He was awakened by the roar of an express-train going eastward, and it occurred to him that his baggage must be aboard that train, travelling in ease while its owner plodded between the rails. It was after two o’clock; he had rested long enough, and he returned to the track and took up the trail again.
At sunset he reached Hamilton, and his time-table folder indicated that he had travelled twenty-seven miles that day. At this rate he would reach the Mississippi in less than a week, and he felt only an ordinary sense of healthy fatigue and an extraordinary appetite.
He was charged a quarter for supper that evening at a farmhouse, and before dark he had reached the next village. There was a bit of woodland near by where he imagined that he could encamp, and as it had been a warm day he thought a fire would be unnecessary. So in the twilight he scraped together a heap of last year’s leaves, and spread his coat blanket-wise over his shoulders. It reminded him of many camps in the mountains, and he went to sleep almost at once, for he was very tired.
A sensation of extreme cold awoke him. It was dark; the stars were shining above the trees, and, looking at his watch by a match flare, he learned that it was a quarter to twelve. But the cold was unbearable; he lay and shivered miserably for half an hour, and then got up to look for wood for a fire. In the darkness he could find nothing, and, thoroughly awake by this time, he abandoned the camp and went back through the gloom to the railway station, where half a dozen empty box cars stood upon the siding. Clambering into one of these, it appeared comparatively warm; it reminded him of Margaret and of the hail upon Salt Lake,—things which already seemed very far away.
His rest that night was shattered at frequent intervals by the crash of passing freight-trains. They stopped, backed, and shunted within six feet of him with a clatter of metal like a collapsing foundry, a noise of loud talking and swearing, and a swinging flash of lanterns. Drowsily Elliott fancied that his car was likely to be attached to some train and hauled away, perhaps to St. Louis, perhaps to St. Joseph, but in the stupefaction of sleep he did not care where he went; and, in fact, when he awoke he saw the little village still visible through the open side door, looking strange and unfamiliar in the gray dawn. Grass and fences were white with hoarfrost.
At five o’clock that afternoon Elliott was twenty-two miles nearer the Mississippi. He had just passed a small station. His time-table told him that there was another eight miles away, and he decided to reach it and spend the night in one of its empty freight-cars, for he had learned that camping without a fire was not practicable.
He reached the desired point just as it was growing dark. Point is the word, for it was nothing else. There was no depot there, no houses, no siding,—nothing whatever but a name painted on a mocking plank beside the track. It was a crossroads flag-station. Elliott had failed to notice the “f” opposite the name in the time-table.
The sun had set in clouds and a fine cold rain was beginning. The sky looked black as iron. A camp in the rain was out of the question. The next village was five miles away, but he would have to reach it.
It was a dark night, but it never grows entirely dark in the open air, as house-dwellers imagine, and as he went on he could make out looming masses of forest on either hand. The country seemed to be growing marshy; he came to several long trestles, which he crossed in fear of an inopportune train.

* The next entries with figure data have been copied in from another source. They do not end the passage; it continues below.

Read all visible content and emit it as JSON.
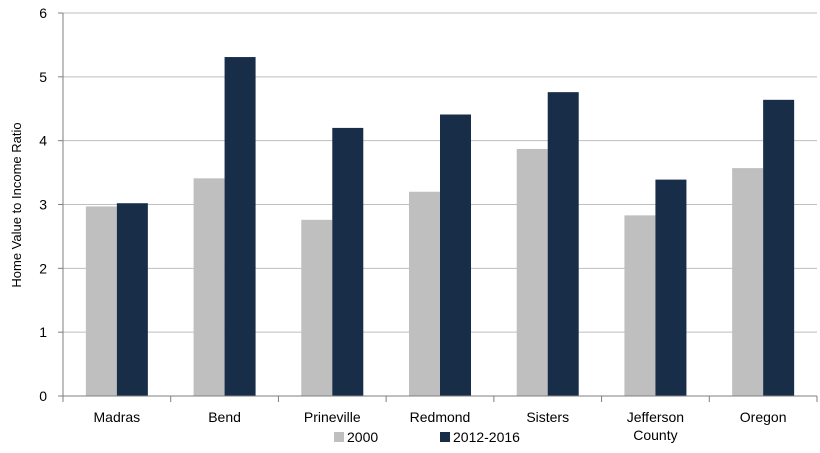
{
  "chart_data": {
    "type": "bar",
    "title": "",
    "xlabel": "",
    "ylabel": "Home Value to Income Ratio",
    "ylim": [
      0,
      6
    ],
    "yticks": [
      0,
      1,
      2,
      3,
      4,
      5,
      6
    ],
    "grid": true,
    "legend_position": "bottom",
    "categories": [
      "Madras",
      "Bend",
      "Prineville",
      "Redmond",
      "Sisters",
      "Jefferson County",
      "Oregon"
    ],
    "category_lines": [
      [
        "Madras"
      ],
      [
        "Bend"
      ],
      [
        "Prineville"
      ],
      [
        "Redmond"
      ],
      [
        "Sisters"
      ],
      [
        "Jefferson",
        "County"
      ],
      [
        "Oregon"
      ]
    ],
    "series": [
      {
        "name": "2000",
        "color": "#bfbfbf",
        "values": [
          2.97,
          3.41,
          2.76,
          3.2,
          3.87,
          2.83,
          3.57
        ]
      },
      {
        "name": "2012-2016",
        "color": "#172d48",
        "values": [
          3.02,
          5.31,
          4.2,
          4.41,
          4.76,
          3.39,
          4.64
        ]
      }
    ]
  }
}
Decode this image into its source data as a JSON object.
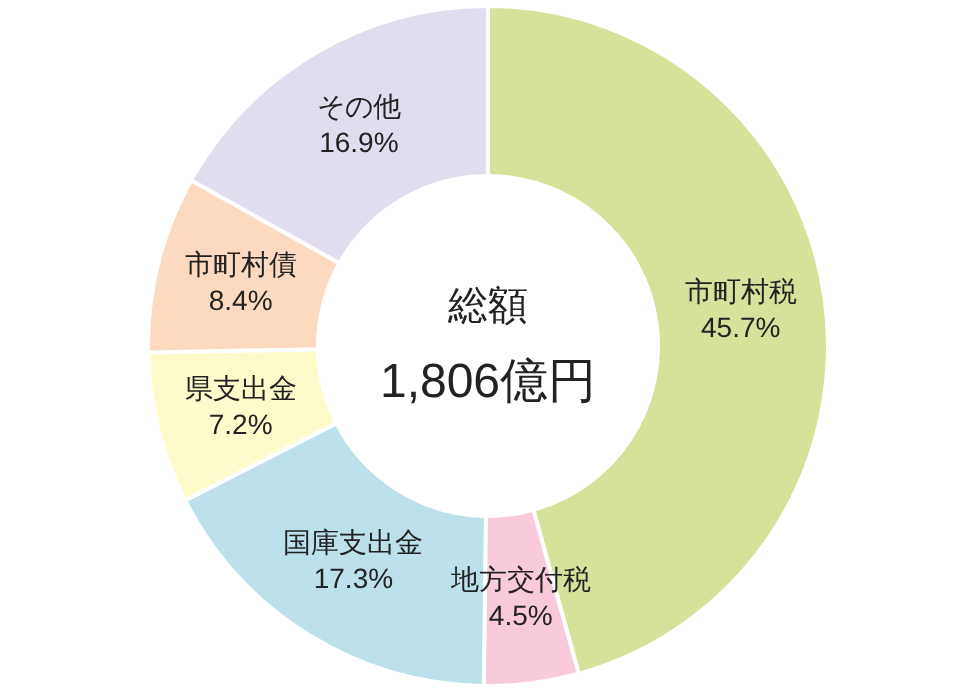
{
  "chart_data": {
    "type": "donut",
    "categories": [
      "市町村税",
      "地方交付税",
      "国庫支出金",
      "県支出金",
      "市町村債",
      "その他"
    ],
    "values": [
      45.7,
      4.5,
      17.3,
      7.2,
      8.4,
      16.9
    ],
    "value_labels": [
      "45.7%",
      "4.5%",
      "17.3%",
      "7.2%",
      "8.4%",
      "16.9%"
    ],
    "colors": [
      "#d4e29a",
      "#f8cadb",
      "#bde1ea",
      "#fefbcb",
      "#fcd9bf",
      "#e1ddee"
    ],
    "annotations": [
      "総額",
      "1,806億円"
    ],
    "legend": false
  }
}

Presently the track plunged into a sort of swamp, where the trees came close and black on both sides. The rain pattered in pools of water, and through the wet air darted great fireflies in streaks of bluish light. Their fading trails crossed among the rotting trees, and from the depths of the marsh sounded such a chorus of frog voices as he had never dreamed of, in piccolo, tenor, bass, screeching and thrumming. In the deepest recesses some weird reptile emitted at regular intervals a rattling Mephistophelean laugh. It impressed Elliott with a kind of horror,—the blue witch-fires flashing through the rain, the reptilian voices, and that ghastly laugh from the decaying woods; and he hastened to leave it behind.